Maryland Governor Larry Hogan has announced a comprehensive agreement between the Department of the Environment (MDE) and Exelon Generation Company, LLC, which requires Exelon to invest more than $200 million in environmental projects and operational enhancements to improve water quality in the Lower Susquehanna River and the Chesapeake Bay.
Commenting the latest news, Governor Hogan said: “Our administration has committed an historic $5 billion toward wide-ranging bay initiatives and taken bold and aggressive steps to address the challenges posed by pollution, sediment, and debris at the Conowingo Dam. This settlement is a significant and positive step in the right direction, and with the cooperation of Exelon and upstream states, we can continue making progress in our efforts to preserve and protect this great national treasure.”

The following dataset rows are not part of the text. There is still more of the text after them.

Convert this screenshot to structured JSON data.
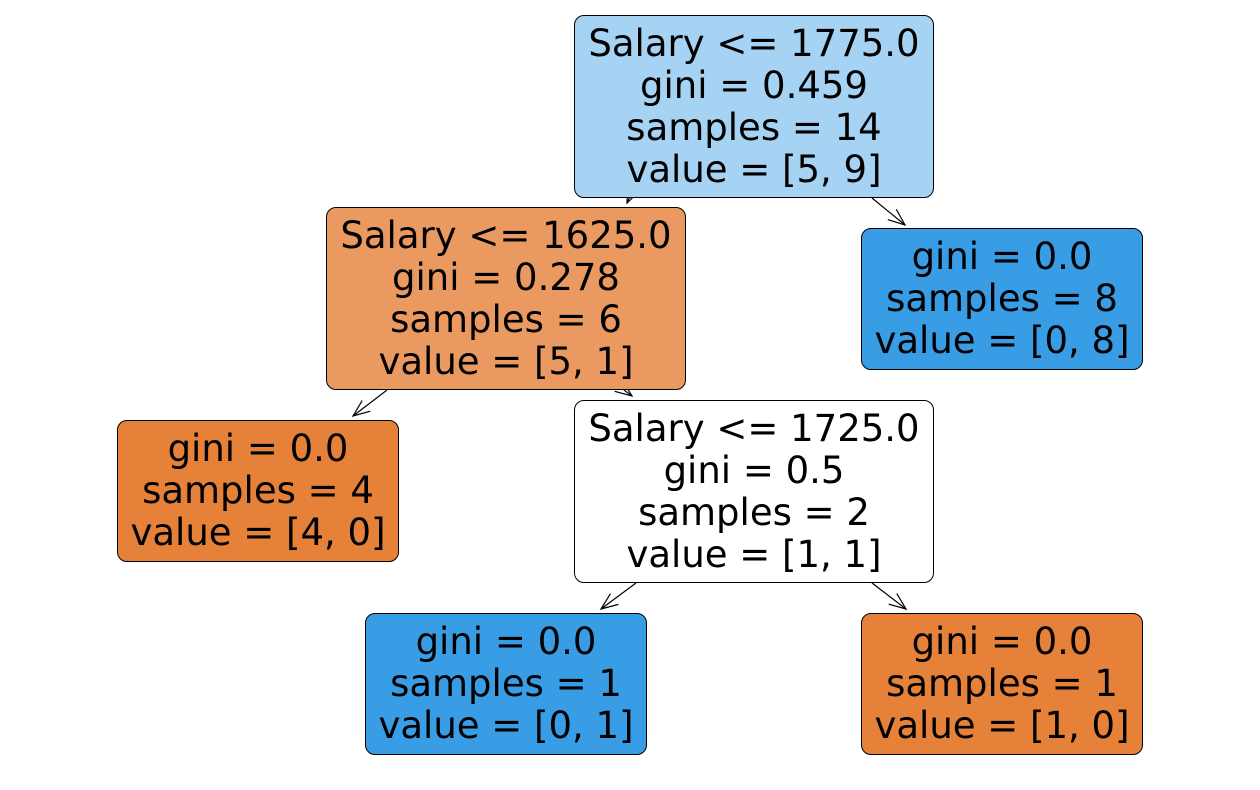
{
  "colors": {
    "class0_strong": "#e58139",
    "class0_medium": "#ea9a60",
    "class1_strong": "#399de5",
    "class1_light": "#a6d3f3",
    "neutral": "#ffffff",
    "edge": "#000000"
  },
  "tree": {
    "nodes": {
      "root": {
        "condition": "Salary <= 1775.0",
        "gini": "gini = 0.459",
        "samples": "samples = 14",
        "value": "value = [5, 9]",
        "fill": "#a6d3f3"
      },
      "n1": {
        "condition": "Salary <= 1625.0",
        "gini": "gini = 0.278",
        "samples": "samples = 6",
        "value": "value = [5, 1]",
        "fill": "#ea9a60"
      },
      "n2": {
        "gini": "gini = 0.0",
        "samples": "samples = 8",
        "value": "value = [0, 8]",
        "fill": "#399de5"
      },
      "n3": {
        "gini": "gini = 0.0",
        "samples": "samples = 4",
        "value": "value = [4, 0]",
        "fill": "#e58139"
      },
      "n4": {
        "condition": "Salary <= 1725.0",
        "gini": "gini = 0.5",
        "samples": "samples = 2",
        "value": "value = [1, 1]",
        "fill": "#ffffff"
      },
      "n5": {
        "gini": "gini = 0.0",
        "samples": "samples = 1",
        "value": "value = [0, 1]",
        "fill": "#399de5"
      },
      "n6": {
        "gini": "gini = 0.0",
        "samples": "samples = 1",
        "value": "value = [1, 0]",
        "fill": "#e58139"
      }
    },
    "edges": [
      [
        "root",
        "n1"
      ],
      [
        "root",
        "n2"
      ],
      [
        "n1",
        "n3"
      ],
      [
        "n1",
        "n4"
      ],
      [
        "n4",
        "n5"
      ],
      [
        "n4",
        "n6"
      ]
    ]
  }
}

Under the agreement, Exelon will make a total investment of more than $200 million, including nearly $107 million in cash payments to support some of these environmental initiatives:
- $52 million to implement new requirements for flow control that will create more natural conditions in the Lower Susquehanna River, resulting in enhancements to aquatic life and the downstream ecosystem, and better upstream migratory fish passage;
- $500,000 to fund a study of dredged material management options;
- $41 million to significantly increase efforts to remove trash and debris flowing down the Susquehanna River;
- $19 million for other projects to improve water quality in the Chesapeake Bay, including agricultural projects such as cover crops and forest buffers, etc.
The settlement builds on commitments Exelon has previously made to improve environmental and recreational conditions at and around the dam.
In 2016, Exelon entered into a settlement agreement with the U.S. Fish and Wildlife Service to implement critical improvements to the fish passage facilities at the dam, which Exelon estimates will require investments exceeding $300 million.
“Exelon also estimates that it will invest more than $120 million to make enhancements to recreational sites, including dredging of Broad Creek, Conowingo Creek, Peters Creek, and Glen Cove Marina,” according to Hogan’s release.
Scientific reports confirm that the Conowingo Dam has reached full capacity and can no longer stop pollution from entering the bay, which severely threatens the state’s and region’s ability to meet Chesapeake Bay cleanup goals.
The Hogan administration’s holistic strategy includes conditions relating to the proposed relicensing of the dam, a pilot project on beneficial reuse of dredged material, and an unprecedented, multi-state Watershed Implementation Plan specifically for the effects of upstream discharges and the lost trapping capacity of the Conowingo Dam on Chesapeake Bay restoration.